Título: O pensamento dos governantes
Autor: Rosenfield, Denis Lerrer
Fonte: O Globo, 09/07/2007, Opinião, p. 7
Pouca atenção tem sido dada pela imprensa e pela mídia em geral ao III Congresso do PT, que será realizado nos dias 31 de agosto, 1 e 2 de setembro de 2007, pautando a discussão partidária para os próximos anos, incluindo as eleições municipais de 2008 e as eleições de 2010. O problema é da maior relevância, porque não se trata de uma questão apenas interna, mas diz respeito ao conjunto do país. Entre os signatários das diversas teses, encontramos ministros, governadores, prefeitos e parlamentares. Devemos saber o que pensam os nossos governantes.
O governo Lula demonstrou, em seu primeiro mandato, um forte sentido pragmático, abandonando as posições históricas radicais do seu partido. O momento mais revelador dessa mudança foi a Carta ao Povo Brasileiro, com um engajamento que, desde a perspectiva tradicional de esquerda, poderia ser denominado de conservador. Apesar do oportunismo eleitoral, a promessa foi cumprida. Nas eleições de 2006, ocorreu um processo distinto, pois, com uma alta popularidade, o presidente enveredou, no segundo turno, para uma radicalização de esquerda. O exemplo do discurso contra as privatizações foi revelador neste sentido.
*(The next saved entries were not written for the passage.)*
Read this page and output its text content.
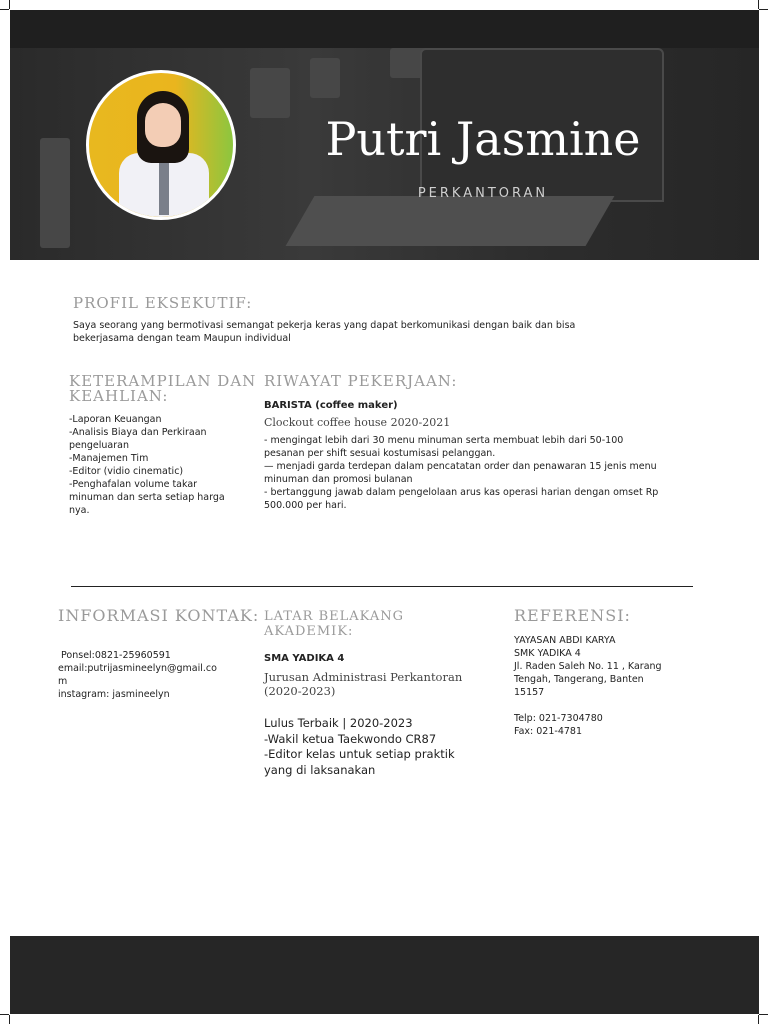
Putri Jasmine
PERKANTORAN
PROFIL EKSEKUTIF:
Saya seorang yang bermotivasi semangat pekerja keras yang dapat berkomunikasi dengan baik dan bisa
bekerjasama dengan team Maupun individual
KETERAMPILAN DAN
KEAHLIAN:
-Laporan Keuangan
-Analisis Biaya dan Perkiraan
pengeluaran
-Manajemen Tim
-Editor (vidio cinematic)
-Penghafalan volume takar
minuman dan serta setiap harga
nya.
RIWAYAT PEKERJAAN:
BARISTA (coffee maker)
Clockout coffee house 2020-2021
- mengingat lebih dari 30 menu minuman serta membuat lebih dari 50-100
pesanan per shift sesuai kostumisasi pelanggan.
— menjadi garda terdepan dalam pencatatan order dan penawaran 15 jenis menu
minuman dan promosi bulanan
- bertanggung jawab dalam pengelolaan arus kas operasi harian dengan omset Rp
500.000 per hari.
INFORMASI KONTAK:
Ponsel:0821-25960591
email:putrijasmineelyn@gmail.co
m
instagram: jasmineelyn
LATAR BELAKANG
AKADEMIK:
SMA YADIKA 4
Jurusan Administrasi Perkantoran
(2020-2023)
Lulus Terbaik | 2020-2023
-Wakil ketua Taekwondo CR87
-Editor kelas untuk setiap praktik
yang di laksanakan
REFERENSI:
YAYASAN ABDI KARYA
SMK YADIKA 4
Jl. Raden Saleh No. 11 , Karang
Tengah, Tangerang, Banten
15157
Telp: 021-7304780
Fax: 021-4781
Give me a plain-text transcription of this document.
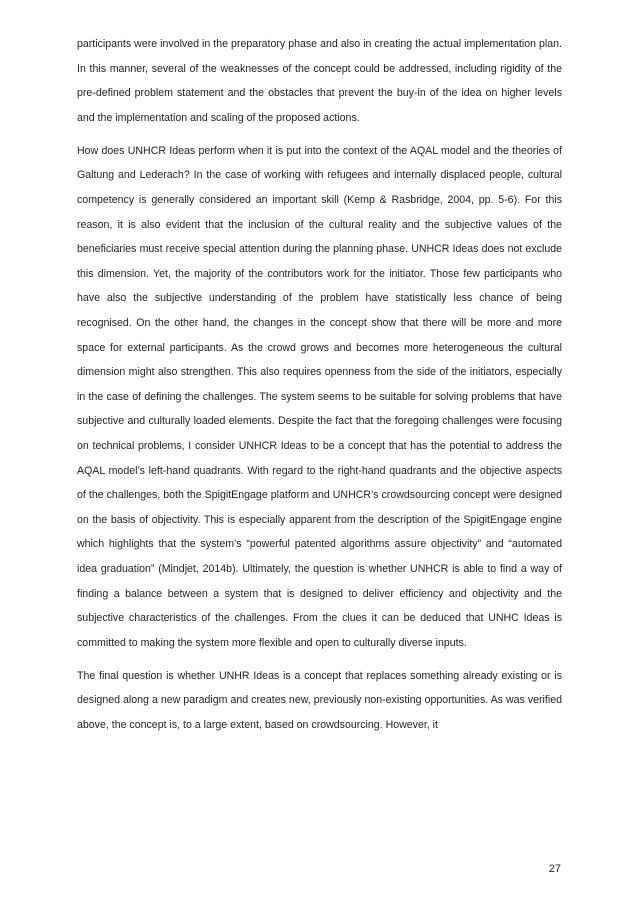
participants were involved in the preparatory phase and also in creating the actual implementation plan. In this manner, several of the weaknesses of the concept could be addressed, including rigidity of the pre-defined problem statement and the obstacles that prevent the buy-in of the idea on higher levels and the implementation and scaling of the proposed actions.

How does UNHCR Ideas perform when it is put into the context of the AQAL model and the theories of Galtung and Lederach? In the case of working with refugees and internally displaced people, cultural competency is generally considered an important skill (Kemp & Rasbridge, 2004, pp. 5-6). For this reason, it is also evident that the inclusion of the cultural reality and the subjective values of the beneficiaries must receive special attention during the planning phase. UNHCR Ideas does not exclude this dimension. Yet, the majority of the contributors work for the initiator. Those few participants who have also the subjective understanding of the problem have statistically less chance of being recognised. On the other hand, the changes in the concept show that there will be more and more space for external participants. As the crowd grows and becomes more heterogeneous the cultural dimension might also strengthen. This also requires openness from the side of the initiators, especially in the case of defining the challenges. The system seems to be suitable for solving problems that have subjective and culturally loaded elements. Despite the fact that the foregoing challenges were focusing on technical problems, I consider UNHCR Ideas to be a concept that has the potential to address the AQAL model’s left-hand quadrants. With regard to the right-hand quadrants and the objective aspects of the challenges, both the SpigitEngage platform and UNHCR’s crowdsourcing concept were designed on the basis of objectivity. This is especially apparent from the description of the SpigitEngage engine which highlights that the system’s “powerful patented algorithms assure objectivity” and “automated idea graduation” (Mindjet, 2014b). Ultimately, the question is whether UNHCR is able to find a way of finding a balance between a system that is designed to deliver efficiency and objectivity and the subjective characteristics of the challenges. From the clues it can be deduced that UNHC Ideas is committed to making the system more flexible and open to culturally diverse inputs.

The final question is whether UNHR Ideas is a concept that replaces something already existing or is designed along a new paradigm and creates new, previously non-existing opportunities. As was verified above, the concept is, to a large extent, based on crowdsourcing. However, it

27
O PT, neste processo, preocupou-se em ampliar o seu espaço de poder, ocupando boa parte do aparelho do Estado. Alguns setores do partido resvalaram para a corrupção pura e simples, outros assumiram uma gestão responsável do Estado, outros ainda procuraram fazer avançar o processo de radicalização política. O resultado foi uma forte desunião, com as tendências partidárias se digladiando publicamente. Os problemas éticos se acumularam sem que tenha havido nenhuma punição, como se o partido devesse apenas se acomodar a esse tipo de "erro", inevitável no tipo de luta política em curso contra a "burguesia", os "conservadores" e o "neoliberalismo". Em todo caso, não se produziu nenhuma revisão doutrinária, de tal maneira que a esquizofrenia entre a vida partidária e a governamental se acentuou.
A questão agora reside em que o III Congresso se defronta com esses problemas a partir de um linguajar tributário dessa não renovação. A discrepância só tende a aumentar, pois o governo não dá indícios de que procure uma reviravolta em sua política macroeconômica, enquanto várias tendências partidárias apregoam por uma radicalização, rumo a uma sociedade socialista. O resultado só pode ser a esquizofrenia, aliás presente em todas as teses apresentadas. Tomemos o exemplo do documento "Construindo um Novo Brasil" por ele aglutinar o ex-Campo Majoritário, de forte representação no governo federal. Pode-se dizer que este é o grupo com o qual o presidente Lula guarda maiores afinidades.
O vocabulário marxista, recuperando todo o linguajar socialista do século XX, vem acompanhado de uma defesa do governo Lula em seu caráter pragmático. Fica difícil conciliar uma não revisão doutrinária com medidas que são, afinal, capitalistas. De um lado, o documento reafirma com força o perfil "socialista" do partido e do governo. Para se ter uma idéia mais precisa, as palavras "socialismo" e "socialista" têm 56 incidências num texto de 25 páginas. De outro lado, o documento defende todas as iniciativas tomadas pelo governo. Considerando-se que se trata de uma impossível conciliação, medidas que qualquer governo capitalista poderia tomar, como o PAC, são consideradas como situadas no caminho do socialismo.
Uma outra corrente, a Articulação de esquerda, é ainda mais clara. "Nossa defesa do socialismo baseia-se, exatamente, na crítica ao capitalismo, aos seus efeitos destruidores sobre a Natureza e sobre a Humanidade." Pode-se dizer que essa posição anticapitalista é compartilhada por todas as tendências, conformando o imaginário partidário. Para eles, o capitalismo seria igual à barbárie, sendo, contra todas as evidências históricas, contrário às liberdades democráticas, enquanto o socialismo seria a redenção da Humanidade. Ora, o socialismo, lá onde se implantou, eliminou todas as liberdades, tendo feito daqueles países uma grande prisão, em alguns casos campos de extermínio ou de "educação", como diziam. Os exemplos de ex-União Soviética, Camboja, Cuba e outros estão aí para todos aqueles que tenham os olhos abertos e o pensamento livre.
DENIS LERRER ROSENFIELD é professor de filosofia na Universidade Federal do Rio Grande do Sul.